Captain Anton Walter Freud bleibt in Diensten der britischen Armee: Im September 1945 stößt er in Bad Oeynhausen zum Team der "War Crimes Investigation Unit" - und trägt maßgeblich zur Aufklärung deutscher NS-Kriegsverbrechen bei. "Alles unscheinbare kleine Leute", wird Freud später sagen, "denen man überall begegnen kann, ohne zu ahnen, was sie getan haben." Freuds Ziel ist Gerechtigkeit, nicht Rache. Als er zusammen mit seinem Kollegen Fred Pelican gegen die Hamburger Firma Tesch & Stabenow ermittelt, die das Schädlingsbekämpfungsmittel Zyklon B an die Vernichtungslager der Nazis geliefert hat, gelingt ihm gleich ein Coup. In den Geschäftsräumen finden die Ermittler viele erdrückende Beweise. Freud und Pelican dokumentieren außerdem Zeugenaussagen, die belegen, dass der Geschäftsführer Bruno Tesch von der Verwendung des Giftes in den Gaskammern von Auschwitz gewusst hat. Die Briten machen ihm im März 1946 im Hamburger Curio-Haus den Prozess. Tesch erhält die Todesstrafe, die bereits im Mai vollstreckt wird.
In seiner Funktion verhört Freud darüber hinaus den ehemaligen Lagerkommandanten des KZ Auschwitz Rudolf Höß, der von seinem Kollegen Hanns Alexander auf einem Bauernhof im Flensburger Umland aufgespürt worden war.

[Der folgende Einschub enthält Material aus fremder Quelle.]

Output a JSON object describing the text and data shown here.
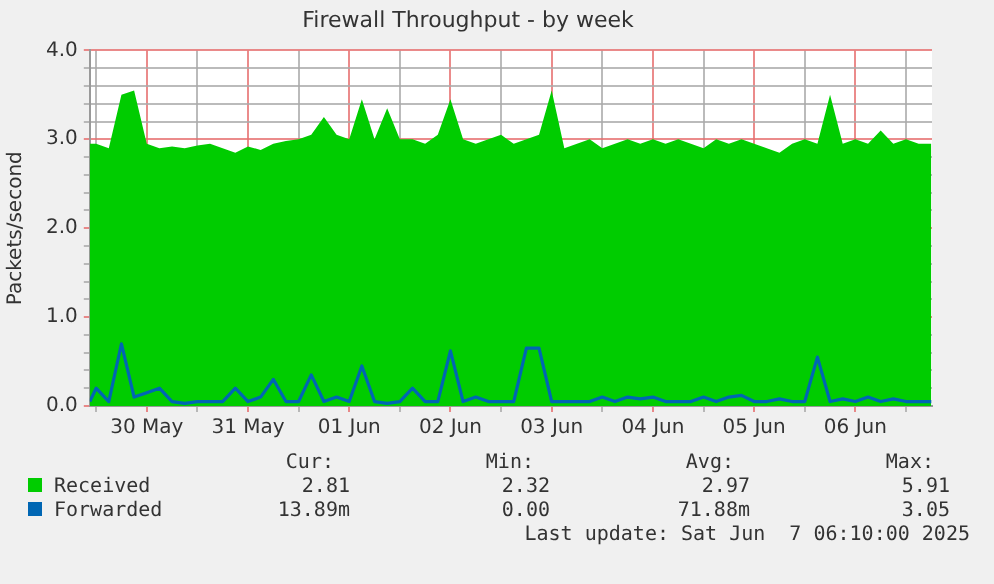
{
  "chart_data": {
    "type": "area",
    "title": "Firewall Throughput - by week",
    "ylabel": "Packets/second",
    "x": [
      "2025-05-29T22:30",
      "2025-05-30T00:00",
      "2025-05-30T03:00",
      "2025-05-30T06:00",
      "2025-05-30T09:00",
      "2025-05-30T12:00",
      "2025-05-30T15:00",
      "2025-05-30T18:00",
      "2025-05-30T21:00",
      "2025-05-31T00:00",
      "2025-05-31T03:00",
      "2025-05-31T06:00",
      "2025-05-31T09:00",
      "2025-05-31T12:00",
      "2025-05-31T15:00",
      "2025-05-31T18:00",
      "2025-05-31T21:00",
      "2025-06-01T00:00",
      "2025-06-01T03:00",
      "2025-06-01T06:00",
      "2025-06-01T09:00",
      "2025-06-01T12:00",
      "2025-06-01T15:00",
      "2025-06-01T18:00",
      "2025-06-01T21:00",
      "2025-06-02T00:00",
      "2025-06-02T03:00",
      "2025-06-02T06:00",
      "2025-06-02T09:00",
      "2025-06-02T12:00",
      "2025-06-02T15:00",
      "2025-06-02T18:00",
      "2025-06-02T21:00",
      "2025-06-03T00:00",
      "2025-06-03T03:00",
      "2025-06-03T06:00",
      "2025-06-03T09:00",
      "2025-06-03T12:00",
      "2025-06-03T15:00",
      "2025-06-03T18:00",
      "2025-06-03T21:00",
      "2025-06-04T00:00",
      "2025-06-04T03:00",
      "2025-06-04T06:00",
      "2025-06-04T09:00",
      "2025-06-04T12:00",
      "2025-06-04T15:00",
      "2025-06-04T18:00",
      "2025-06-04T21:00",
      "2025-06-05T00:00",
      "2025-06-05T03:00",
      "2025-06-05T06:00",
      "2025-06-05T09:00",
      "2025-06-05T12:00",
      "2025-06-05T15:00",
      "2025-06-05T18:00",
      "2025-06-05T21:00",
      "2025-06-06T00:00",
      "2025-06-06T03:00",
      "2025-06-06T06:00",
      "2025-06-06T09:00",
      "2025-06-06T12:00",
      "2025-06-06T15:00",
      "2025-06-06T18:00",
      "2025-06-06T21:00",
      "2025-06-07T00:00",
      "2025-06-07T03:00",
      "2025-06-07T06:00"
    ],
    "series": [
      {
        "name": "Received",
        "color": "#00cc00",
        "values": [
          2.95,
          2.95,
          2.9,
          3.5,
          3.55,
          2.95,
          2.9,
          2.92,
          2.9,
          2.93,
          2.95,
          2.9,
          2.85,
          2.92,
          2.88,
          2.95,
          2.98,
          3.0,
          3.05,
          3.25,
          3.05,
          3.0,
          3.45,
          3.0,
          3.35,
          3.0,
          3.0,
          2.95,
          3.05,
          3.45,
          3.0,
          2.95,
          3.0,
          3.05,
          2.95,
          3.0,
          3.05,
          3.55,
          2.9,
          2.95,
          3.0,
          2.9,
          2.95,
          3.0,
          2.95,
          3.0,
          2.95,
          3.0,
          2.95,
          2.9,
          3.0,
          2.95,
          3.0,
          2.95,
          2.9,
          2.85,
          2.95,
          3.0,
          2.95,
          3.5,
          2.95,
          3.0,
          2.95,
          3.1,
          2.95,
          3.0,
          2.95,
          2.95
        ]
      },
      {
        "name": "Forwarded",
        "color": "#0066b3",
        "type": "line",
        "values": [
          0.05,
          0.2,
          0.05,
          0.7,
          0.1,
          0.15,
          0.2,
          0.05,
          0.03,
          0.05,
          0.05,
          0.05,
          0.2,
          0.05,
          0.1,
          0.3,
          0.05,
          0.05,
          0.35,
          0.05,
          0.1,
          0.05,
          0.45,
          0.05,
          0.03,
          0.05,
          0.2,
          0.05,
          0.05,
          0.62,
          0.05,
          0.1,
          0.05,
          0.05,
          0.05,
          0.65,
          0.65,
          0.05,
          0.05,
          0.05,
          0.05,
          0.1,
          0.05,
          0.1,
          0.08,
          0.1,
          0.05,
          0.05,
          0.05,
          0.1,
          0.05,
          0.1,
          0.12,
          0.05,
          0.05,
          0.08,
          0.05,
          0.05,
          0.55,
          0.05,
          0.08,
          0.05,
          0.1,
          0.05,
          0.08,
          0.05,
          0.05,
          0.05
        ]
      }
    ],
    "xlim": [
      "2025-05-29T22:30",
      "2025-06-07T06:10"
    ],
    "xticks": [
      {
        "value": "2025-05-30T00:00",
        "label": null
      },
      {
        "value": "2025-05-30T12:00",
        "label": "30 May"
      },
      {
        "value": "2025-05-31T00:00",
        "label": null
      },
      {
        "value": "2025-05-31T12:00",
        "label": "31 May"
      },
      {
        "value": "2025-06-01T00:00",
        "label": null
      },
      {
        "value": "2025-06-01T12:00",
        "label": "01 Jun"
      },
      {
        "value": "2025-06-02T00:00",
        "label": null
      },
      {
        "value": "2025-06-02T12:00",
        "label": "02 Jun"
      },
      {
        "value": "2025-06-03T00:00",
        "label": null
      },
      {
        "value": "2025-06-03T12:00",
        "label": "03 Jun"
      },
      {
        "value": "2025-06-04T00:00",
        "label": null
      },
      {
        "value": "2025-06-04T12:00",
        "label": "04 Jun"
      },
      {
        "value": "2025-06-05T00:00",
        "label": null
      },
      {
        "value": "2025-06-05T12:00",
        "label": "05 Jun"
      },
      {
        "value": "2025-06-06T00:00",
        "label": null
      },
      {
        "value": "2025-06-06T12:00",
        "label": "06 Jun"
      },
      {
        "value": "2025-06-07T00:00",
        "label": null
      }
    ],
    "ylim": [
      0,
      4
    ],
    "yticks": [
      {
        "value": 0,
        "label": "0.0"
      },
      {
        "value": 0.2,
        "label": null
      },
      {
        "value": 0.4,
        "label": null
      },
      {
        "value": 0.6,
        "label": null
      },
      {
        "value": 0.8,
        "label": null
      },
      {
        "value": 1,
        "label": "1.0"
      },
      {
        "value": 1.2,
        "label": null
      },
      {
        "value": 1.4,
        "label": null
      },
      {
        "value": 1.6,
        "label": null
      },
      {
        "value": 1.8,
        "label": null
      },
      {
        "value": 2,
        "label": "2.0"
      },
      {
        "value": 2.2,
        "label": null
      },
      {
        "value": 2.4,
        "label": null
      },
      {
        "value": 2.6,
        "label": null
      },
      {
        "value": 2.8,
        "label": null
      },
      {
        "value": 3,
        "label": "3.0"
      },
      {
        "value": 3.2,
        "label": null
      },
      {
        "value": 3.4,
        "label": null
      },
      {
        "value": 3.6,
        "label": null
      },
      {
        "value": 3.8,
        "label": null
      },
      {
        "value": 4,
        "label": "4.0"
      }
    ],
    "grid": true,
    "legend": "bottom",
    "annotations": [
      "Cur:",
      "Min:",
      "Avg:",
      "Max:",
      "2.81",
      "2.32",
      "2.97",
      "5.91",
      "13.89m",
      "0.00",
      "71.88m",
      "3.05",
      "Last update: Sat Jun  7 06:10:00 2025"
    ]
  }
}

Freud spürt Kinder-Mörder des KZ Neuengamme auf
Anton Walter Freud ermittelt in der Folge auch gegen die Verantwortlichen des Konzentrationslagers Neuengamme. Dank der Hinweise überlebender Häftlinge und Vernehmungen mit dem KZ-Kommandanten Max Pauly stößt er auf das Schicksal von 20 Kindern, die dort am 20. April 1945 ermordet worden waren. Freud gelingt es, den SS-Standortarzt Alfred Trzebinski, der an der Ermordung beteiligt war, aufzuspüren und zu verhaften. Und macht weitere Beteiligte am Kindermord ausfindig: Dazu gehört auch der stellvertretenden Lagerführer Johann Frahm, der die Kinder in der Schule am Bullenhuser Damm erhängt hatte. In den Neuengamme-Prozessen werden die Verbrechen in Hamburg vor Gericht gebracht, elf Beteiligte im Mai 1946 zum Tode verurteilt.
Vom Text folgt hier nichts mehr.